Anglers and conservationists could easily have called for
more restrictions on the commercial fishery, so that there would be more
menhaden around for bluefish, striped bass and ospreys to eat, but we didn’t. ASMFC could increase New York’s commercial
quota tenfold or more, and menhaden would still abound. So no one picked a fight that didn't need to
happen.
Commercial fishermen could have insisted on a quota
rollovers, so that any part of their quota that they failed to catch this year,
they could legally catch in the next.
But they didn’t, saying that some years, the fish just don’t come in,
and that not rolling quota was good for the stock.
Some good things were going on, and I left the hearing feeling good, but in a
way that I never felt before.
Every time before, when I walked out of a hearing or
fisheries, if I felt good, it was the kind of good you feel after winning a
fight; you feel battered and tired and are maybe still mad, but you feel good
because you feel like you beat up the other guy and carried the day. And there were plenty of times when the other guy left with that
kind of feeling, and I left licking my wounds.
But the menhaden hearing was different. I felt good because, for the first time, we
were all on the same page, and it felt as if progress could be made because of
everyone else, and not despite them.
It was a very good feeling to have.
And I can’t help thinking that we can all work together on
other fisheries, too, to find answers that give everyone a piece of the win,
instead of creating losers and those who prevail.

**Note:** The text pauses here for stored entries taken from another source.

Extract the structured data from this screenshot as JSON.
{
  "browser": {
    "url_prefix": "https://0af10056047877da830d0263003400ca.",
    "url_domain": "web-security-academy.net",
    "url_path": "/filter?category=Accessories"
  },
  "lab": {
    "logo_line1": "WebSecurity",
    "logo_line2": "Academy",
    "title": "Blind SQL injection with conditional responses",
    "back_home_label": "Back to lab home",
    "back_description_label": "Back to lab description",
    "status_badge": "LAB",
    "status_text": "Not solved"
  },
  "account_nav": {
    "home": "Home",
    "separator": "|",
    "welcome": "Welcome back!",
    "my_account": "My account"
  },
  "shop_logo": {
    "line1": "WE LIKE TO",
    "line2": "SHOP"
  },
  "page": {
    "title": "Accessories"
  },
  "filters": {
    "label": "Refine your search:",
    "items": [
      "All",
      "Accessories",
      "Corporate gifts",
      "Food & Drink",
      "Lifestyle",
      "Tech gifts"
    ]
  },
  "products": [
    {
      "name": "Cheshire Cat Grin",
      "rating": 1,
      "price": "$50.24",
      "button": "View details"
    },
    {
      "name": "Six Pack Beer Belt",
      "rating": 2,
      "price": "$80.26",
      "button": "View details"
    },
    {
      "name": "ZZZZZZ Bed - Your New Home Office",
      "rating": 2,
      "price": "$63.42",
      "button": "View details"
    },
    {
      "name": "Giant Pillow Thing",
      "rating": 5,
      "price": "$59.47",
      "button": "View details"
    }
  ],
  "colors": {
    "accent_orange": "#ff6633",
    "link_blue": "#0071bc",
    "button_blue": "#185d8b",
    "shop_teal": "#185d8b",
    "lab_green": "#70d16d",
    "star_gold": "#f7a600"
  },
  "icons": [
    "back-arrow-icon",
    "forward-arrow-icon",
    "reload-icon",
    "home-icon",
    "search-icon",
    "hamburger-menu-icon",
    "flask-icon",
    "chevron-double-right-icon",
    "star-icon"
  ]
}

On other species, it’s going to be a much harder slog, but
it’s not an impossible thing to attain.
Let’s start by admitting that we all want more fish.
Whether commercial or recreational fisherman,
light-tackle guide or party boat fisherman, we want to be able to catch, and in
many cases to keep, more fish than we can today.
So instead of concentrating on today, and who gets what
piece of a pretty small pie, why don’t we look ahead a few years, toward a time
when there can be enough fish for everyone (or, if not enough, then quite a few
more) and ask what must we do to get there?
Why can’t we agree to do what is needed to give everyone a slice of a
pie that is far larger than the one we’re devouring today?
Instead of jealously concentrating on each other, trying to
shift allocations to benefit ourselves, why don’t we concentrate on
the fish, and what needs to be done to bring them back to the sort
of abundance that can support healthy commercial and recreational fisheries?
It wouldn’t be easy, and there would be plenty of chances to
fail along the way.
Yet as I gird myself for 2017, and the Second Fluke Wars,
the inevitable bitter attacks on the Magnuson-Stevens Fishery Conservation andManagement Act and who knows what other threats to the health of our fish
stocks, I think back on the night of December 15 and the way fisheries meetings
could
be.
If we just cared enough about the fish to make it so.